Fear/anxiety, pain and movement…


ResearchBlogging.org

The best way to start this week’s series of posts is by quoting Simmonds, Moseley & Vlaeyen (2008) who said: ‘Chronic pain and its often associated movement dysfunction are pervasive, intriguing and complex problems … conceptualisation of pain and movement dysfunction has increased our understanding of both…that conceptualisation remains incomplete until it also includes the mind.’

For many years, ‘reactivation’ has been the watchword for chronic pain management ‘functional’ programmes. This was predicated upon the belief that people with chronic pain became ‘deactivated’ or lost physical conditioning due to low levels of activity, and that if they were encouraged to get fitter they would return to normal function. An alternative option was to use the behavioural school of therapy, where positive health behaviour (to normalise activity level) was reinforced, mainly through therapist encouragement and self-monitoring, and by doing this the individual would return to normal function.

Problem was (and still is), a certain proportion of people just don’t engage in this type of programme, often becoming highly distressed, convinced they had been harmed because their pain increased (often with a raft of new symptoms developing also), and without another alternative, these people were either left without any reactivation or referred for ‘talk therapy’.

In the mid-1990’s, research into the model of pain-related anxiety and avoidance (commonly called the ‘fear-avoidance model’) was initiated, and the growing literature into this model since then has confirmed its value in working with people who develop high levels of avoidance.

Essentially, the model describes the two approaches an individual can take when experiencing pain – either avoidance, with subsequent loss of activity and engagement in life roles; or approach, with increasing re-engagement in activities despite short-term fluctuations in pain. Research has confirmed that it is not just the pain that is the problem, it is the fear and avoidance of pain (or to be quite pedantic, it is the anxiety about pain – fear is quite specific (Rachman, 1998), while anxiety is generalised, future-oriented and the ‘source of threat is more elusive without a clear focus’ (Leeuw et al. 2008)).

Further development of the model has identified some of the underlying thinking patterns that may influence the development of avoidance in response to pain – particularly health anxiety and negative affectivity. Health anxiety refers to the tendency to have catastrophic thinking patterns in response to threats of loss of body integrity, while negative affectivity is the tendency to see the glass half empty rather than half full.

For an excellent recent review of the ‘fear-avoidance’ model, Leeuw, Goossens, Linton, Crombez, Boersma & Vlaeyen (2007) have written in the Journal of Behavioural Medicine (30:1), February 2007.

My interest in posting on this model this week is to review the application of one of the treatment options suggested as a result of this model: exposure therapy. I’ve referred to this approach a couple of times before, in CRPS, in a pain management programme , in whether we are afraid to push our patients, and so on.

My interest currently is because I’m working with a young man who presents with extensive deactivation and loss of roles, depression and difficulty coping who identified almost 70 photographs from my set of 99 PHODA photographs as activities he would not do for fear of either increased pain or potential harm.

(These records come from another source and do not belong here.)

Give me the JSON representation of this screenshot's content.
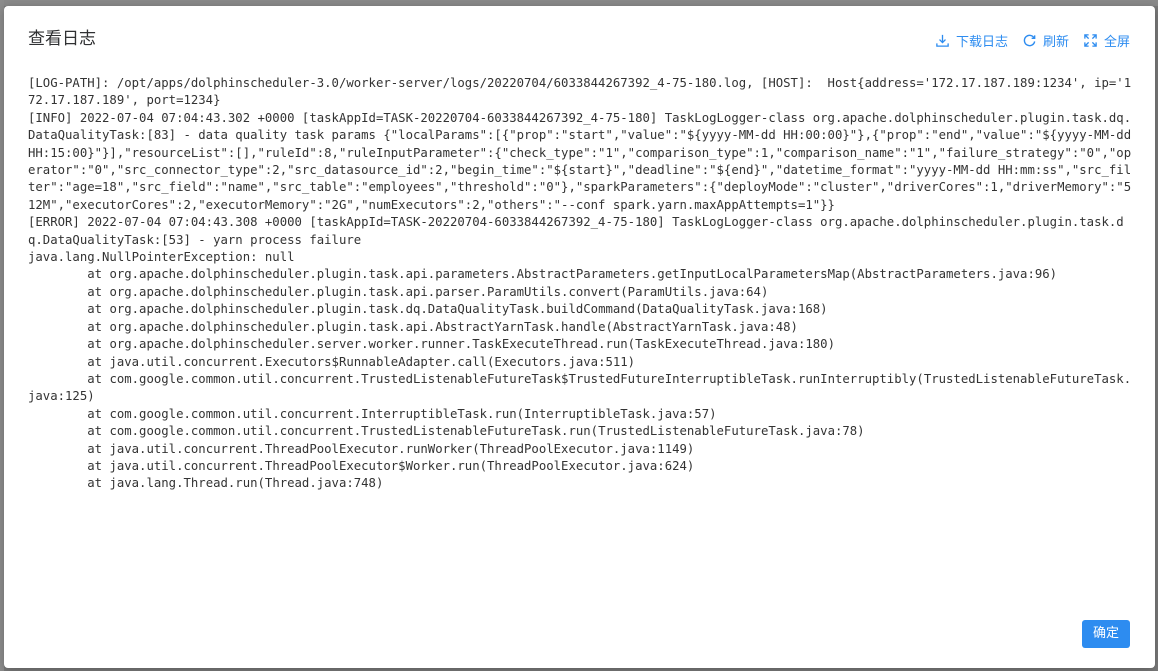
{
  "dialog": {
    "title": "查看日志",
    "toolbar": {
      "download_label": "下载日志",
      "refresh_label": "刷新",
      "fullscreen_label": "全屏"
    },
    "confirm_label": "确定"
  },
  "log": {
    "text": "[LOG-PATH]: /opt/apps/dolphinscheduler-3.0/worker-server/logs/20220704/6033844267392_4-75-180.log, [HOST]:  Host{address='172.17.187.189:1234', ip='172.17.187.189', port=1234}\n[INFO] 2022-07-04 07:04:43.302 +0000 [taskAppId=TASK-20220704-6033844267392_4-75-180] TaskLogLogger-class org.apache.dolphinscheduler.plugin.task.dq.DataQualityTask:[83] - data quality task params {\"localParams\":[{\"prop\":\"start\",\"value\":\"${yyyy-MM-dd HH:00:00}\"},{\"prop\":\"end\",\"value\":\"${yyyy-MM-dd HH:15:00}\"}],\"resourceList\":[],\"ruleId\":8,\"ruleInputParameter\":{\"check_type\":\"1\",\"comparison_type\":1,\"comparison_name\":\"1\",\"failure_strategy\":\"0\",\"operator\":\"0\",\"src_connector_type\":2,\"src_datasource_id\":2,\"begin_time\":\"${start}\",\"deadline\":\"${end}\",\"datetime_format\":\"yyyy-MM-dd HH:mm:ss\",\"src_filter\":\"age=18\",\"src_field\":\"name\",\"src_table\":\"employees\",\"threshold\":\"0\"},\"sparkParameters\":{\"deployMode\":\"cluster\",\"driverCores\":1,\"driverMemory\":\"512M\",\"executorCores\":2,\"executorMemory\":\"2G\",\"numExecutors\":2,\"others\":\"--conf spark.yarn.maxAppAttempts=1\"}}\n[ERROR] 2022-07-04 07:04:43.308 +0000 [taskAppId=TASK-20220704-6033844267392_4-75-180] TaskLogLogger-class org.apache.dolphinscheduler.plugin.task.dq.DataQualityTask:[53] - yarn process failure\njava.lang.NullPointerException: null\n\tat org.apache.dolphinscheduler.plugin.task.api.parameters.AbstractParameters.getInputLocalParametersMap(AbstractParameters.java:96)\n\tat org.apache.dolphinscheduler.plugin.task.api.parser.ParamUtils.convert(ParamUtils.java:64)\n\tat org.apache.dolphinscheduler.plugin.task.dq.DataQualityTask.buildCommand(DataQualityTask.java:168)\n\tat org.apache.dolphinscheduler.plugin.task.api.AbstractYarnTask.handle(AbstractYarnTask.java:48)\n\tat org.apache.dolphinscheduler.server.worker.runner.TaskExecuteThread.run(TaskExecuteThread.java:180)\n\tat java.util.concurrent.Executors$RunnableAdapter.call(Executors.java:511)\n\tat com.google.common.util.concurrent.TrustedListenableFutureTask$TrustedFutureInterruptibleTask.runInterruptibly(TrustedListenableFutureTask.java:125)\n\tat com.google.common.util.concurrent.InterruptibleTask.run(InterruptibleTask.java:57)\n\tat com.google.common.util.concurrent.TrustedListenableFutureTask.run(TrustedListenableFutureTask.java:78)\n\tat java.util.concurrent.ThreadPoolExecutor.runWorker(ThreadPoolExecutor.java:1149)\n\tat java.util.concurrent.ThreadPoolExecutor$Worker.run(ThreadPoolExecutor.java:624)\n\tat java.lang.Thread.run(Thread.java:748)"
  },
  "colors": {
    "accent": "#2d8cf0",
    "title_text": "#303133",
    "log_text": "#333333"
  }
}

I was excited to find that the shortened electronic version of PHODA is available for free download, and I reported recently on a cervical spine version of the PHODA that has been published just a short while ago.

I’m also keen to see how I can integrate some of the work that has been carried out on mindfulness as it is applied to anxiety (eg Forsyth & Eifert, 2007) and whether this can be applied when helping people work through a hierarchy of feared activities.

So…an interesting week ahead!
BTW the three favourite (in terms of number of hits at least!) topics on this blog to date are: mindfulness, malingering and the CBT worksheet – so expect more soon!

Leeuw, M., Goossens, M.E., Linton, S.J., Crombez, G., Boersma, K., Vlaeyen, J.W. (2007). The Fear-Avoidance Model of Musculoskeletal Pain: Current State of Scientific Evidence. Journal of Behavioral Medicine, 30(1), 77-94. DOI: 10.1007/s10865-006-9085-0

Rachman, S. (2004). Fear and courage: A psychological perspective. Sociological Research., 71, 149-176.

Simmonds, M. J., Moseley, G., & Vlaeyen, J. W. Pain, Mind, and Movement: An Expanded, Updated, and Integrated Conceptualization. Clinical Journal of Pain May 2008;24(4):279-280.